Tenancy lifecycle

Entry condition reports: what to capture, why it matters, and how to do them defensibly

The entry condition report is the document every bond claim is judged against. Here's what to record, what to photograph, and how to handle disagreements when the tenant returns it.

7 min readLast reviewed 2026-05-07

Why this is the most important document of the tenancy

The entry condition report is the document the exit condition report is compared against. Every bond claim turns on this comparison. If the kitchen tap is dripping at exit, the question the tribunal asks is: "was it dripping at entry?" — and the answer is whatever the entry condition report says.

A vague or absent entry condition report is the #1 cause of contested bond claims that go against the landlord at QCAT/NCAT/VCAT. Get this right and most bond disputes resolve themselves.

When and how it's required

Every Australian state requires an entry condition report at the start of every tenancy. The form is regulator-issued (RTA Form 1a in QLD, NSW Fair Trading equivalent, Consumer Affairs Vic Condition Report, etc.). The flow is:

1. Landlord/agent fills out their version of the report before the tenant moves in, room-by-room. 2. Two copies are given to the tenant at move-in (or within X days of move-in, depending on state — usually 3–7 business days). 3. Tenant has Y days to add their disagreements/additions and return one copy. Y is usually 7 days; check your state. 4. The signed-off report is filed; both parties keep a copy.

If the tenant returns the report with additions, don't argue every point — concede the small things, push back on the inflated ones. The tenant is usually trying to protect themselves, not stitch you up. A report with reasonable additions agreed to in writing is much stronger evidence than one returned blank.

What to record per room

For every room, the standard sections are:

  • Walls — colour, condition, marks/holes/dents.
  • Ceiling — condition, stains.
  • Floor — type (carpet/timber/tile), condition, specific marks.
  • Windows / window coverings — type, condition, working order.
  • Doors / frames — condition, locks working.
  • Light fittings / power points — count, working.
  • Cleanliness — overall.
  • Specific items — kitchen appliances, bathroom fixtures, garden, pool.

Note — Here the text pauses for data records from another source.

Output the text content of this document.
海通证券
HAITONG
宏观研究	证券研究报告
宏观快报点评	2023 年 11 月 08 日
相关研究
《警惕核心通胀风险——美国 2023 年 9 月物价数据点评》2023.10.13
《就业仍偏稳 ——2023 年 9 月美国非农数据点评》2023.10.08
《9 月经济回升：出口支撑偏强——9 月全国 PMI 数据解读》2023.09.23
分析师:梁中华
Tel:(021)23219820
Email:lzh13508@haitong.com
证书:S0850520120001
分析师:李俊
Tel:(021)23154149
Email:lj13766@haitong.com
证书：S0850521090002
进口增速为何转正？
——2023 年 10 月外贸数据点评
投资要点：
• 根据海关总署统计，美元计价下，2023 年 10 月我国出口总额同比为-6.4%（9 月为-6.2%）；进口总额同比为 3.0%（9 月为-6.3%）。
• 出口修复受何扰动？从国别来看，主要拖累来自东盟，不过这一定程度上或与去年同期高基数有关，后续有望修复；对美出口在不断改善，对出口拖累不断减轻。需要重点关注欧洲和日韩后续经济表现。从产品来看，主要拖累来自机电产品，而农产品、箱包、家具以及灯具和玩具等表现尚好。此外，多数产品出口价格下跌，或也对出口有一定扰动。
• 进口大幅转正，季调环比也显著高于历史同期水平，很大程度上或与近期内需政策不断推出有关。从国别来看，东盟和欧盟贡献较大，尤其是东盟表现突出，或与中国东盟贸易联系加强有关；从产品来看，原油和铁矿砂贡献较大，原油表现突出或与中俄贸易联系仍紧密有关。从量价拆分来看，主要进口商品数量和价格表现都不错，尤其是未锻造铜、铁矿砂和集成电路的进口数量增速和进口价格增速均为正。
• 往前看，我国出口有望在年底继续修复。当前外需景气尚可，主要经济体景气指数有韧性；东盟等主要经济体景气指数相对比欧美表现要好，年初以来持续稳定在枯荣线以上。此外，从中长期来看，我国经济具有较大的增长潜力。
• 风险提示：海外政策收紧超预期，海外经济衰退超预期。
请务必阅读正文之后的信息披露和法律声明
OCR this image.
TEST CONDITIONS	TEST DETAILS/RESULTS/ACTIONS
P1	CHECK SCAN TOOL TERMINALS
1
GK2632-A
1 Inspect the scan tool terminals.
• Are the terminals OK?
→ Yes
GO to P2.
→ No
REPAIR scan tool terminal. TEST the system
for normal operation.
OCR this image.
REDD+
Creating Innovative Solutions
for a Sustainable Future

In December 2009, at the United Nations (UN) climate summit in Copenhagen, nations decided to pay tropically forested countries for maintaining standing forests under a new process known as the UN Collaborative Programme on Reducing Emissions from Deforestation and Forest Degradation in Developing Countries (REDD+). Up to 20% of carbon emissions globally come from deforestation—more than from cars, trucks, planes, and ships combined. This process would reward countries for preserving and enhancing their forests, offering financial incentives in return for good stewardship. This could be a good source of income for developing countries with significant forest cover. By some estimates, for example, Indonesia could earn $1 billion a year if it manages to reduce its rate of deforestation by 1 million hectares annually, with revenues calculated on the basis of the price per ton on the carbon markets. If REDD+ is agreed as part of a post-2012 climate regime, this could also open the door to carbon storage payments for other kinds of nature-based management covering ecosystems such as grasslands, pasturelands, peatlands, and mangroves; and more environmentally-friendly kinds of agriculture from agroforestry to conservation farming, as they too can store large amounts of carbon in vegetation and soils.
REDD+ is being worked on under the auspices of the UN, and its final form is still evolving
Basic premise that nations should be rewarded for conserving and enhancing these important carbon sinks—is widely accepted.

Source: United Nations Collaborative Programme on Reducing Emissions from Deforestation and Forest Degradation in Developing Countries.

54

Be specific. "Wear" is not specific. "Carpet has a 3cm circular brown stain in the NE corner of the master bedroom, present at entry" is specific.

What to photograph

Photos with a date stamp are the gold standard. The Property Journal inspection wizard's per-room photos work for both entry and exit reports. Take photos of:

  • Each room from each corner (so the whole space is captured).
  • Any pre-existing damage you've noted in writing — photos of stains, marks, dents, scratches.
  • Specific items the tenant might later dispute: tap fittings, door hardware, window screens, oven interior, microwave, dishwasher.
  • Condition of the garden / lawn / pool fence at entry.

Don't rely on photos alone — they don't replace the written report — but they massively strengthen it.

Common things landlords miss at entry

  • Smoke alarm condition. Photograph each alarm; note model + manufacture date if visible.
  • Water marks under sinks and in bathrooms. A water mark at exit could be either pre-existing or new — note any at entry.
  • Window coverings. Stains on curtains, frayed blinds, broken cords.
  • Outdoor areas. Pool fence height, fence condition, garden state, retained walls, paving.
  • Fixtures the tenant might consider "personal": light fittings, soap dishes, towel rails, curtain rods. These are usually the landlord's, but the tenant might assume they're free to remove or alter.
  • Keys, fobs, garage remotes. Count and document at entry — this is what a "return all keys" claim relies on.

Handling disagreements at entry

The tenant's right to add disagreements isn't a problem — it's actually a feature. Their additions:

1. Make the document jointly verified. 2. Save you from arguments at exit ("the carpet was already stained when I moved in" → "yes, you noted that on the entry report, no claim from me"). 3. Are usually focused on protecting the tenant, not on inflating later claims.

If a tenant returns the report with additions you think are exaggerated, write back in plain English explaining why you disagree on a specific point. Don't ignore it; ignoring it just sets up a fight at exit.

Linking entry to exit

The exit condition report is structured the same way. The walk-through is room-by-room, comparing each item to the entry report. You'll have your strongest position when:

  • The entry report is detailed.
  • Both parties signed it (or the tenant returned it with additions and you both addressed those).
  • You photographed everything at entry.
  • The tenant is present at the exit walk-through.
  • You photograph everything at exit.

In Property Journal, the inspection wizard supports both entry and exit condition reports with per-room photos and a print-ready layout. The bond refund wizard then references the line items defensibly. Together, they give you a paper trail every bond authority and tribunal will recognise.

What this means for you

Spend an hour on the entry condition report. Two hours if it's a complex property. The investment pays back twice over: in calmer end-of-tenancies, and in fewer escalated bond disputes.

> Not legal advice. Specific deadlines and form names vary by state — verify with your state regulator before relying on dates.